Would you identify yourself as a Catholic writer?

Yes, always have.

What does that mean in terms of your writing?

Well, I see the whole world as a Catholic, so I can’t help but see my characters through the eyes of a Catholic. The story I just finished, “Blessings” [printed in Delta], has, I think, a lot of religion in it, including secular sacraments. But, like many American families, these characters are not churchgoing people. The family in “Blessings” went through a good deal; there are a lot of blessings in the story.

John Updike said about Joe Ritchie in Voices From the Moon that the church still functions as a standard of measure. Do you agree with Updike’s assessment?

Yes, I do. I still think the main problem with the United States is that we lost God and we lost religion and we didn’t replace God or religion with anything of value. It doesn’t bother me if people (including my own children) don’t have religion, as long as they replace it with a philosophy. We are raising my daughter Cadence as a Catholic. I like very much what the young priest said when he had all the parents of the children to be baptized over to the rectory the week before the baptism: “You are raising your child Catholic in the same way you are going to feed your child certain foods. It is good for the child, and at a certain age the child may say, ‘I don’t want this,’ but you have to start it with a certain nutrition.” Now if Cadence finds another philosophy later on, then I don’t consider her religious training a failure. I don’t consider her lost—a spiritual loss. This country hasn’t found any philosophy except money—and selfishness.

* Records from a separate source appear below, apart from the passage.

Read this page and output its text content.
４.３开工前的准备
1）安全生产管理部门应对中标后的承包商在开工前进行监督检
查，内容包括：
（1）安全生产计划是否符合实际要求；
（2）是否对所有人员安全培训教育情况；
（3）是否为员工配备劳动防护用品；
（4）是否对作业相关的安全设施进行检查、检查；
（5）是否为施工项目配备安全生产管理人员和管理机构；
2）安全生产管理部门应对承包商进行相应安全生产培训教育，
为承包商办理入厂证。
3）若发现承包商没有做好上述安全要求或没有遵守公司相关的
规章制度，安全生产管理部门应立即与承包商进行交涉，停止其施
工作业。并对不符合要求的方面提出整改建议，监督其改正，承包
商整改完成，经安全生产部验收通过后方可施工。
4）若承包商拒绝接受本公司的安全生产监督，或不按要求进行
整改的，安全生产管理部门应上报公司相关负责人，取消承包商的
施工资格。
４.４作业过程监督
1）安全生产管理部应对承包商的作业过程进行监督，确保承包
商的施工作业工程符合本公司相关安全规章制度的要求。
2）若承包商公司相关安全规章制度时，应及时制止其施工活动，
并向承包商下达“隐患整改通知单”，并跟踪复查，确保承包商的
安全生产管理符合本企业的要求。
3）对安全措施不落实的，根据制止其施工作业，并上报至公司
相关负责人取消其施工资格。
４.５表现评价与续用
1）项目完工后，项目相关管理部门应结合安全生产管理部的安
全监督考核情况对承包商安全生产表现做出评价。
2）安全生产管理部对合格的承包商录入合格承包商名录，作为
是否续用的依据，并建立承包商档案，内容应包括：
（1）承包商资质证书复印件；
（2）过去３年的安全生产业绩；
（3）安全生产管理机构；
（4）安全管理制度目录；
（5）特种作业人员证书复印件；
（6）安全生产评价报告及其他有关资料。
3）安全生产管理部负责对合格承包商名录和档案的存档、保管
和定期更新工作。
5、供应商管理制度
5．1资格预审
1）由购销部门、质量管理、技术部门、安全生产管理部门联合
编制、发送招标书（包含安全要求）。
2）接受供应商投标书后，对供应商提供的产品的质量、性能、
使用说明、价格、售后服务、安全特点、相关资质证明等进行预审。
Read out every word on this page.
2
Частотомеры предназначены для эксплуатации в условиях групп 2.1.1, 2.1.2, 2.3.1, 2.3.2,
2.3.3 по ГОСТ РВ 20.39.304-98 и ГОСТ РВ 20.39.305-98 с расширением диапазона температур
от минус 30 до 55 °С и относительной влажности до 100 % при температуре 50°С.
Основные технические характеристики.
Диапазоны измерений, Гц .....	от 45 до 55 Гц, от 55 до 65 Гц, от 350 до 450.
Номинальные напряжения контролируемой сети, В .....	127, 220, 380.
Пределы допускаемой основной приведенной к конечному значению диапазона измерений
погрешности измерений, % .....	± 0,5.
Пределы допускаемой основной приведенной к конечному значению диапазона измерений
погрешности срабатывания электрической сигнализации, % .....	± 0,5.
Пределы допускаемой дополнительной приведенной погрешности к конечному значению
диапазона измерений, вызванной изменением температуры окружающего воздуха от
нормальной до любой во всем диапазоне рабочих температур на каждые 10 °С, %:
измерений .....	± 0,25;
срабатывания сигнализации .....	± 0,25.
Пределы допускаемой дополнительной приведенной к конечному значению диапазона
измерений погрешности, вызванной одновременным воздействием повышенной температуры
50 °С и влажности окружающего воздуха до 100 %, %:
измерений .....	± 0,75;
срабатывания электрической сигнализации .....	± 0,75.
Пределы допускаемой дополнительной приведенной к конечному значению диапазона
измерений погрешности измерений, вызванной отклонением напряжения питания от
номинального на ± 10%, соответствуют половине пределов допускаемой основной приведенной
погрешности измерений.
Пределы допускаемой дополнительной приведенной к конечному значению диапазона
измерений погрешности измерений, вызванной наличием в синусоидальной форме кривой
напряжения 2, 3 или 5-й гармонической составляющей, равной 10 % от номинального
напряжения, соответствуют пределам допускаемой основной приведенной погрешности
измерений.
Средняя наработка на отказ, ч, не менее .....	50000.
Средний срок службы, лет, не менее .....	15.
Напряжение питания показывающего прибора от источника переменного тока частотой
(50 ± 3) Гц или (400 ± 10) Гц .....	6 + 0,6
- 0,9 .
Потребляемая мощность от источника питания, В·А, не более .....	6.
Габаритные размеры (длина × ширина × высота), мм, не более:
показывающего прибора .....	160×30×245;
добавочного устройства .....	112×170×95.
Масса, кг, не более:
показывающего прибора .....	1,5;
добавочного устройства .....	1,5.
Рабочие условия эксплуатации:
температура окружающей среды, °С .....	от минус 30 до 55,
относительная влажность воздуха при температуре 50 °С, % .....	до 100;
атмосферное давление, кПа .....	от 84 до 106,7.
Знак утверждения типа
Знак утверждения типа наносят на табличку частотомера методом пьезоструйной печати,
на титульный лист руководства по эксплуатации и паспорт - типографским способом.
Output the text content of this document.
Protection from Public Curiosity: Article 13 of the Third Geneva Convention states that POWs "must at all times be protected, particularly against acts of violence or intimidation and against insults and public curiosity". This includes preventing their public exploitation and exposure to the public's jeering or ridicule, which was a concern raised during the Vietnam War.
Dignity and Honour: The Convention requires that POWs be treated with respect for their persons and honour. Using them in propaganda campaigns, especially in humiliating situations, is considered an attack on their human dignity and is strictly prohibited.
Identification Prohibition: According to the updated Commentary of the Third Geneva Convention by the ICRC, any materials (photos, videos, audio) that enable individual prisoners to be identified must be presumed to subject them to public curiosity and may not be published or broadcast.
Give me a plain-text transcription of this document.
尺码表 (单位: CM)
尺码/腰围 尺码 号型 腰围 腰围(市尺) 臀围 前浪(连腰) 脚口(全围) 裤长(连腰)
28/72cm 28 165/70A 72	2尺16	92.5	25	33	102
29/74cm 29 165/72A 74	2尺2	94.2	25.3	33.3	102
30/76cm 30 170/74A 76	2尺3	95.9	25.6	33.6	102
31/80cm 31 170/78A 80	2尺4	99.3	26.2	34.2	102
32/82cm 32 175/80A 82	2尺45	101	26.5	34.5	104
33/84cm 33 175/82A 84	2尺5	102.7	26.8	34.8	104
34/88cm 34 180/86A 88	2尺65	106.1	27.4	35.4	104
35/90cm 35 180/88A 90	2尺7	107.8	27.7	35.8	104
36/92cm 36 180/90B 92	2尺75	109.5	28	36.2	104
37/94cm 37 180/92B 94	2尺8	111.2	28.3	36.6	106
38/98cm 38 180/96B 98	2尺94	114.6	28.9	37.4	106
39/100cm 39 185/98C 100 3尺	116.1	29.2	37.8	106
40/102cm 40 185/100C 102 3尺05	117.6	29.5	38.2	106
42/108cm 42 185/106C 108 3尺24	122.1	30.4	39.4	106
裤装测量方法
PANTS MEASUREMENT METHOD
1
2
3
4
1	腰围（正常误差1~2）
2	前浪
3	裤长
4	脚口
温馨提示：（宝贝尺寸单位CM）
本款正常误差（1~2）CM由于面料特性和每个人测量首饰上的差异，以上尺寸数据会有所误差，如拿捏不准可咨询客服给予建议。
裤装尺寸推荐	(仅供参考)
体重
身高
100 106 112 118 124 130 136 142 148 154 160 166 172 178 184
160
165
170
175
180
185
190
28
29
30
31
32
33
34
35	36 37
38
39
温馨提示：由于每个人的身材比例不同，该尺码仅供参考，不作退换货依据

I find the United States a very nonspiritual country, and I think that is largely the problem. In fact, we might need an enforced agape for survival, and in this way maybe people will be good again. I’ve seen the whole of my fictive world through the eyes of someone who be­lieves the main problem in the United States is that we have lost all spiritual values and not replaced them with anything that is compara­ble. We just pretend all this. We never have been a Christian country. As a matter of fact, there never has been a Christian country. Has there ever been a country that didn’t kill its enemies, oppress the poor and bring the strong and the rich to power? Well, it sad­dens me and angers me. Maybe that’s why I’m fascinated by the mystics, those who transcend all that drowns me. The mystics remain in harmony with the earth and their fellow human beings and, yet, are above it all as they enjoy union with God. It’s like an opera! It’s beautiful!